Much more crucial in our determination whether to grant permission under rule 1(d) is how close a question is presented on finality. Also of great importance is the likelihood that permission would have been granted on a timely request. On these important criteria, permission is inappropriate here. The question of finality, as mentioned, is not at all close; the order under challenge is plainly interlocutory. And there is no chance permission for an interlocutory appeal would have been granted upon timely request.2 These criteria greatly outweigh the only factor favoring a grant — the nature of the ease.

We are not insensitive to the hardship that will flow from this determination.

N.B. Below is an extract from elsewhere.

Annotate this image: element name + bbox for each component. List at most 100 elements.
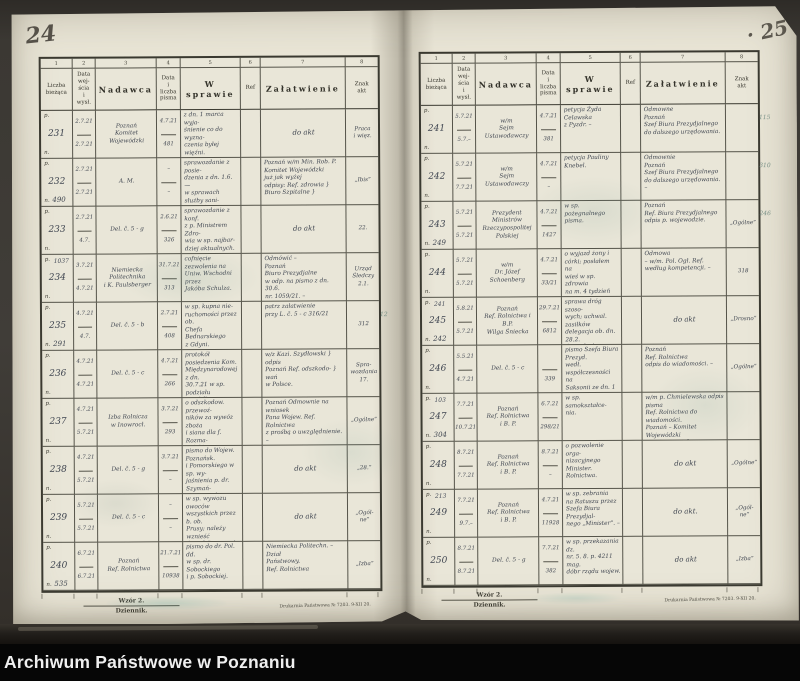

But to hold otherwise would draw us into bad precedent, setting aside an area in which the parties, deliberately or by lack of attention to a crucial detail, can commandeer the appellate process. A casual observer might misapprehend the source of this court’s resolute insistence on maintaining exclusive control over the gate to an interlocutory appeal and in demanding in most cases a timely request for permission under rule 2(a). We do not see our position as in any way cavalier or stubborn. Counsel will be actuated, not by desire for an orderly trial or appellate process, but by their perceived interest of their client. We have learned from long experience in considering timely applications for permission under rule of appellate procedure 2, that counsels’ focus on the matter is not the same as our focus.

The question nevertheless recurs: Why must these parties suffer under the circumstances? Should we not do justice by pointing out the omission, issuing a warning for future cases, and proceed to. the merits? The clear answer is that warnings alone will not change the pattern. See Banco Mortgage Co., 351 N.W.2d at 787 (“We therefore must caution counsel for litigants who are dissatisfied with interlocutory rulings against relying on rule 1(c) as a means of avoiding the requirements of rule 2(a).”). The appeal must be, and it is, dismissed.

APPEAL DISMISSED.

All justices concur except CARTER, NEUMAN and SNELL, JJ., who dissent.

. Trial courts should not issue decrees in dissolution cases in which issues are reserved. In re Fenchel, 268 N.W.2d 207, 209 (Iowa 1978).

. Our standard for determining whether to grant permission to appeal under rule 1(d) is the same as under rule 2(a). See Banco Mortgage Co., 351 N.W.2d at 787.